The Difficulty of Assigning Meaning to "Growth" in Elite Education

Flip through any media covering the latest startup world; it is not hard to assume what is considered "success" in this space. Firms that can achieve massive growth, general excitement from investors for further investment, and leverage additional resources for further development are the poster boys of the industry. Logically, such media coverage focuses on how growth enables scale, which in turn allows certain products and services offered by such successful firms to fulfill thus-far untapped needs of customers worldwide, introduce new conveniences, and improve lives.

For many products and services out there, such a growth-oriented mindset is broadly positive. A good product can often be utilized by many without widespread adoption harming other users. In fact, greater use of certain products by many would create positive externalities, with cheaper prices and greater knowledge spurring further innovation. The internet and the smartphone, for instance, are clear recent examples of such a network effect. The more people that use them, the more each individual user benefits from more information, more functionalities, and lower cost to access.

However, elite education is not a product that follows this logic of more scale leading to more benefits. Here, "elite" can be most crudely defined as access to limited spots in the world's best educational institutions, especially at the university level. As noted in a previous post, such an elite education, by design, strives for exclusivity and high quality by limiting access to the selected few. Harvard, for instance, would not simply increase its number of students by ten times if the number of applicants increase by a factor of ten. The school's reputation is too much at stake to pursue such simple math.

The limiting nature of elite education, then, poses a dilemma for a startup seeking to grow by selling a proposition that many more people can access elite education. On one hand, it is certainly a noble goal that more students from around the world see applying to and going to Harvard as a realistic goal with the support of knowledgeable experts who can prod them along the right path. On the other hand, the likes of Harvard should be justifiably skeptical that meteoric growth of educational service providers can be possible when the universities themselves have no plan to grow in tandem.

More fundamentally and philosophically, fast growth and the eliteness of education can be considered mutually exclusive concepts. After all, if any plebian with a handful of cash can access experts who can help them get into Harvard, then a Harvard degree may be so cheapened that it would not be worth it in the first place. An elite education is considered a valuable asset for future employment and beyond because only a few people can acquire it. Democratizing the process risk the very value, in professional development and personal prestige, that the likes of Harvard provide in the first place.

What is more, while fast growth erodes the exclusivity of an elite education, each individual student may gain little from the growth. After all, each student has limited time, attention span, and space to appeal to universities why s/he is more suited than others for a coveted place on the roster. An educational service provider that is ten times bigger may have more resources that a student can utilize. But both the students receiving help and the mentors assisting them certainly cannot be expected to do ten times the classes, activities, and preparation, in either quality or quantity, in that same amount of prep time.

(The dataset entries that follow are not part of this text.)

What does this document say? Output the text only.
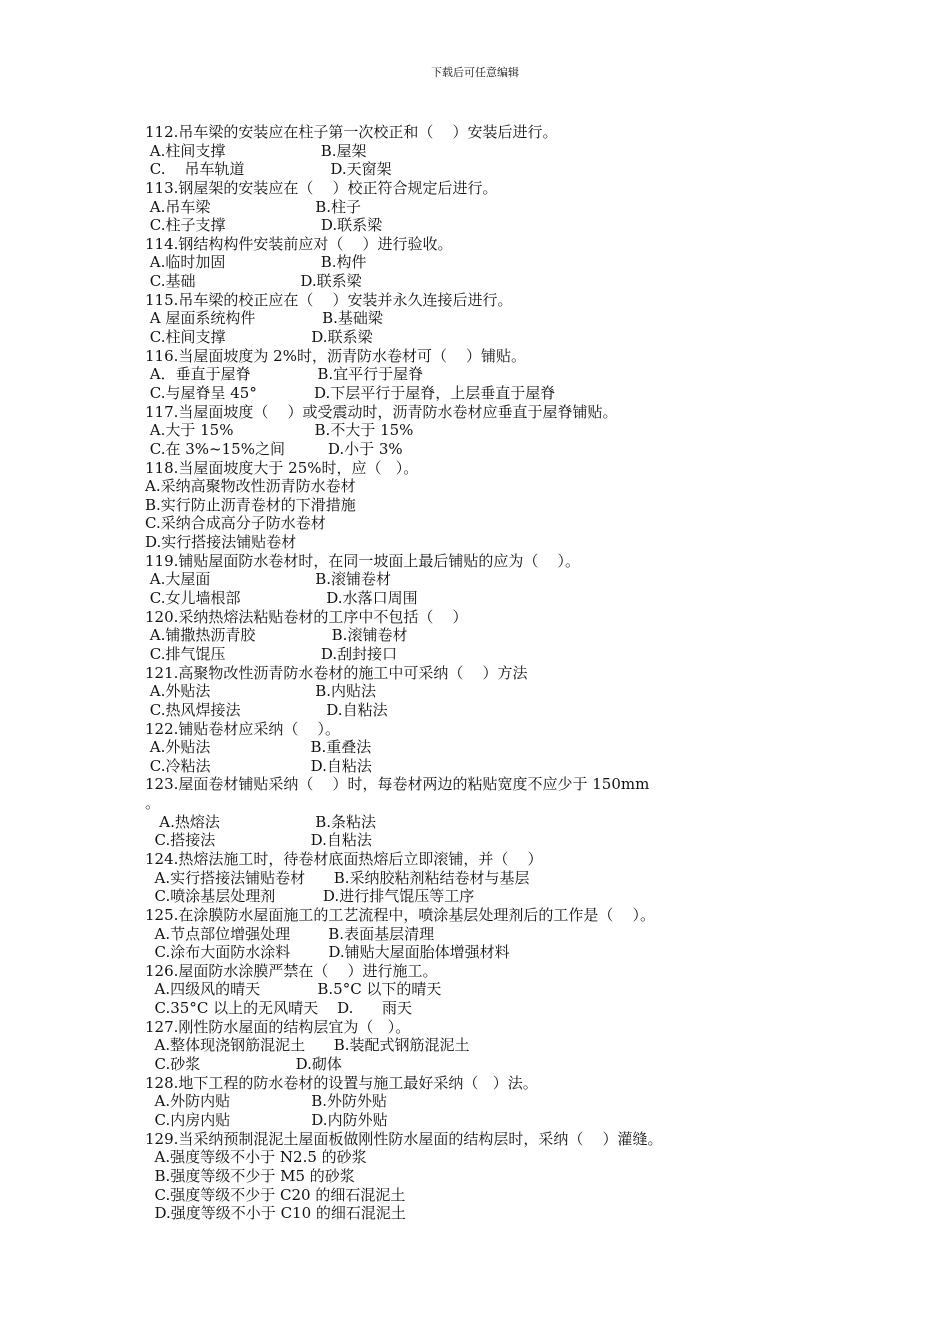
下载后可任意编辑
112.吊车梁的安装应在柱子第一次校正和（    ）安装后进行。
A.柱间支撑                    B.屋架
C.    吊车轨道                  D.天窗架
113.钢屋架的安装应在（    ）校正符合规定后进行。
A.吊车梁                      B.柱子
C.柱子支撑                    D.联系梁
114.钢结构构件安装前应对（    ）进行验收。
A.临时加固                    B.构件
C.基础                      D.联系梁
115.吊车梁的校正应在（    ）安装并永久连接后进行。
A 屋面系统构件              B.基础梁
C.柱间支撑                  D.联系梁
116.当屋面坡度为 2%时，沥青防水卷材可（    ）铺贴。
A．垂直于屋脊              B.宜平行于屋脊
C.与屋脊呈 45°            D.下层平行于屋脊，上层垂直于屋脊
117.当屋面坡度（    ）或受震动时，沥青防水卷材应垂直于屋脊铺贴。
A.大于 15%                 B.不大于 15%
C.在 3%~15%之间         D.小于 3%
118.当屋面坡度大于 25%时，应（   ）。
A.采纳高聚物改性沥青防水卷材
B.实行防止沥青卷材的下滑措施
C.采纳合成高分子防水卷材
D.实行搭接法铺贴卷材
119.铺贴屋面防水卷材时，在同一坡面上最后铺贴的应为（    ）。
A.大屋面                      B.滚铺卷材
C.女儿墙根部                  D.水落口周围
120.采纳热熔法粘贴卷材的工序中不包括（    ）
A.铺撒热沥青胶                B.滚铺卷材
C.排气馄压                    D.刮封接口
121.高聚物改性沥青防水卷材的施工中可采纳（    ）方法
A.外贴法                      B.内贴法
C.热风焊接法                  D.自粘法
122.铺贴卷材应采纳（    ）。
A.外贴法                     B.重叠法
C.冷粘法                     D.自粘法
123.屋面卷材铺贴采纳（    ）时，每卷材两边的粘贴宽度不应少于 150mm
。
A.热熔法                    B.条粘法
C.搭接法                    D.自粘法
124.热熔法施工时，待卷材底面热熔后立即滚铺，并（    ）
A.实行搭接法铺贴卷材      B.采纳胶粘剂粘结卷材与基层
C.喷涂基层处理剂          D.进行排气馄压等工序
125.在涂膜防水屋面施工的工艺流程中，喷涂基层处理剂后的工作是（    ）。
A.节点部位增强处理        B.表面基层清理
C.涂布大面防水涂料        D.铺贴大屋面胎体增强材料
126.屋面防水涂膜严禁在（    ）进行施工。
A.四级风的晴天            B.5°C 以下的晴天
C.35°C 以上的无风晴天    D.      雨天
127.刚性防水屋面的结构层宜为（   ）。
A.整体现浇钢筋混泥土      B.装配式钢筋混泥土
C.砂浆                    D.砌体
128.地下工程的防水卷材的设置与施工最好采纳（   ）法。
A.外防内贴                 B.外防外贴
C.内房内贴                 D.内防外贴
129.当采纳预制混泥土屋面板做刚性防水屋面的结构层时，采纳（    ）灌缝。
A.强度等级不小于 N2.5 的砂浆
B.强度等级不少于 M5 的砂浆
C.强度等级不少于 C20 的细石混泥土
D.强度等级不小于 C10 的细石混泥土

If anything, fast growth can encourage a greater sense of disillusion that elite education is becoming ever more unreachable, requiring ever more investments in time, money, and effort, for diminishing returns. With ten times more students, every student will face a greater likelihood that s/he is similar to someone else who is applying, no matter how much effort is placed into creating a sense of unique values particular only to an individual. Sensing the mounting pressure for an increasingly elusive goal, many can lose motivation and abandon the goal even before embarking on the journey of acquiring an elite education.

It is easy to say that elite education ought to be provided just to those who are ready to strive, motivated to think bigger, and already have the intelligence to keep up. But as fast growth brings educational opportunities to the doorsteps of more and more students, just how many such "already ready" students are there? And if fast growth is pursued to acquire many more customers and provide them with top-level services, then it is also not possible to turn away potential clients just because they do not fit the elite education profile at first sight. The conundrum of elite education and fast growth needs more thorough thinking.